Research commissioned by London mayor Sadiq Khan has shown that British children at over 800 schools, nurseries, and colleges, are being exposed to levels of air pollution above EU limits, enough to put them at risk for long term health problems. The study focuses on 802 educational institutions, where tens of thousands of students, some as young as 3, are exposed to levels of nitrogen dioxide in excess of legal limits. Such amounts have been acknowledged by governments to be harmful to health.

The study showed that more young people are affected by toxic air pollution than had been thought.

Mayor Khan called the results “devastating” and highlighted how this problem disproportionately affects poorer citizens:

“It is an outrage that more than 800 schools, nurseries and other educational institutions are in areas breaching legal air pollution limits,” said Khan.

“This is an environmental challenge, a public health challenge but also – and no one talks about this – it is fundamentally an issue of social justice. If you are a poor Londoner you are more likely to suffer from illegal air.”

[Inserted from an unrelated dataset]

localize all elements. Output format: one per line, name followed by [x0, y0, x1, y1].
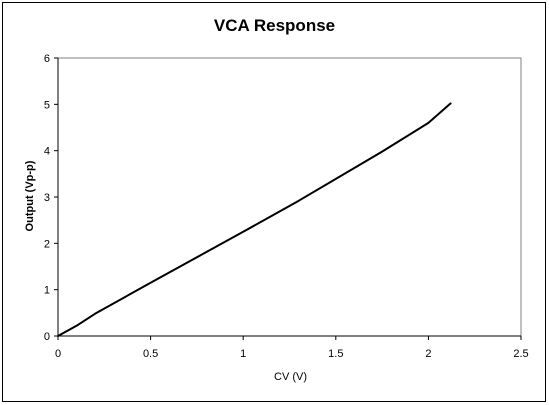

He also called for a new clean air act by the government to address the problem, as well as a diesel scrappage scheme to get high pollution cars off the roads as quickly as possible.

The new results show double the number of schools are exposed to toxic air than previously thought. A 2015 report showed that 433 primary schools were exposed to such air pollution, but was kept secret by former mayor Boris Johnson, and was not published.

The EU legal limit is 40 micrograms of nitrogen dioxide per cubic meter of air, and 802 schools, nurseries, and colleges were found to be within 150 meters of areas with levels in excess of that limit. This included almost a third of London’s nursery schools, 20 percent of primary schools, and 18 percent of secondary schools.

Traffic is one major source of this pollution, including emissions from diesel vehicles, which are particularly harmful.

According to Dr. Francis Gilchrist, who is a consultant respiratory pediatrician at Royal Stoke University hospital, children are especially sensitive to the harmful effects of air pollution on the respiratory system:

“If something is not done about air pollution these issues are going to get worse and worse. There is definitely concern that air pollution is affecting children’s lungs – in particular it exacerbates respiratory illness, like asthma, and it predisposes children who are healthy to having repeated chest infections.”

“If you damage your lungs in childhood you are likely to see these effects right through into adulthood, so there is a lifelong impact.”